Pallas Athene, 1898 by Gustav Klimt
The Athena of myth is a paradox, an external contradiction but internally consistent: a goddess with what some women, Pomeroy and Cantarella, for example, consider masculine powers. The Athena of a state religion or state cult is another persona and not the subject of this study. In mythology Athena poses a curious androgynous power. Is she externally female but internally male or is it that her myth persona is ambiguous? To us, wisdom and war may seem strange mindmates of this patron goddess, impossible alloys. Here it may be merely a cross-cultural and diachronic dilemma, but Athena's compound persona is nonetheless fascinating.
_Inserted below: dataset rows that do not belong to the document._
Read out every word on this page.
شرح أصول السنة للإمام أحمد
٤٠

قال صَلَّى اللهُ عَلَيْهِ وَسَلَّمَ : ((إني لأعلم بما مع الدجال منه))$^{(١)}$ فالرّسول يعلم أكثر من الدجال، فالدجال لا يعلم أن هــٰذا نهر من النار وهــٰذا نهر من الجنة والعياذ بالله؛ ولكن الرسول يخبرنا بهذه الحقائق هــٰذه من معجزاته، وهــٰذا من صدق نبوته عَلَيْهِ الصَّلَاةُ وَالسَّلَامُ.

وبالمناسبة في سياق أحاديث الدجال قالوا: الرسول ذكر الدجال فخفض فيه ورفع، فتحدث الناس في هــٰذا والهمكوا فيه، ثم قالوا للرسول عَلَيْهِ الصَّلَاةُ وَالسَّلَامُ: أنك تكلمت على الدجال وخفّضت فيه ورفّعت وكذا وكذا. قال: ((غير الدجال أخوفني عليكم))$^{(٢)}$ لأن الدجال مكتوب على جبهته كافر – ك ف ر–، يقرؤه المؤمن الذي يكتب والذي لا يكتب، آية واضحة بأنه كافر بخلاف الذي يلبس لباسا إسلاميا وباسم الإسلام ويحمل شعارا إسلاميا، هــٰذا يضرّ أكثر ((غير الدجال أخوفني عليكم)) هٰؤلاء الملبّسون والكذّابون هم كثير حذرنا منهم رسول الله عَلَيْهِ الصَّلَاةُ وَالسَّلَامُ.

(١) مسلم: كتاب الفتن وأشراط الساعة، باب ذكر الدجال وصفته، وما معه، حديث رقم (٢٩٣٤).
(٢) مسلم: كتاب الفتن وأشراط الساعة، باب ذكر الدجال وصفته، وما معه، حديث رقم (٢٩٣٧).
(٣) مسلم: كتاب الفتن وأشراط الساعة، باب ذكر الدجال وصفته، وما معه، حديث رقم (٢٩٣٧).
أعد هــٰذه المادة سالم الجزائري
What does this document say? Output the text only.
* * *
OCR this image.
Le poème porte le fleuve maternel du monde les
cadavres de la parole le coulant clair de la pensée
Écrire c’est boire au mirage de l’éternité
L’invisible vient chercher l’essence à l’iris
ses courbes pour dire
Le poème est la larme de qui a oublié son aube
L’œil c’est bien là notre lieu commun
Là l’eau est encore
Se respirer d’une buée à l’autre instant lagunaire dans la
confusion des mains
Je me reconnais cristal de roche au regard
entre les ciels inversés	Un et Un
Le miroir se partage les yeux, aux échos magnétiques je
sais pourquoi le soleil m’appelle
Gustav Klimt's use of Classical myth iconography is directly derivative of antiquity in his many images of Athena. Perhaps the outstanding image of this goddess since Classical antiquity, however, is his Pallas Athene of 1898. She is a very different persona from his famous femmes fatales whose sexuality is overwhelming, for example his Judith and the Head of Holofernes (1901) and Danae (1907-8). Here it is Athena's divinity which Klimt finds more interesting, rather than her sexuality, which is not surprising given the gender ambiguities she demonstrated in Greek antiquity. Perhaps Klimt implies that power is a catalyst to sexual instincts, as history has long suggested that power is one of the most important sexual stimuli in human behavior and that the desire for power is strongly connected to sexual desire. In any case, this somewhat asexual Greek goddess becomes Klimt's most powerful female in his art.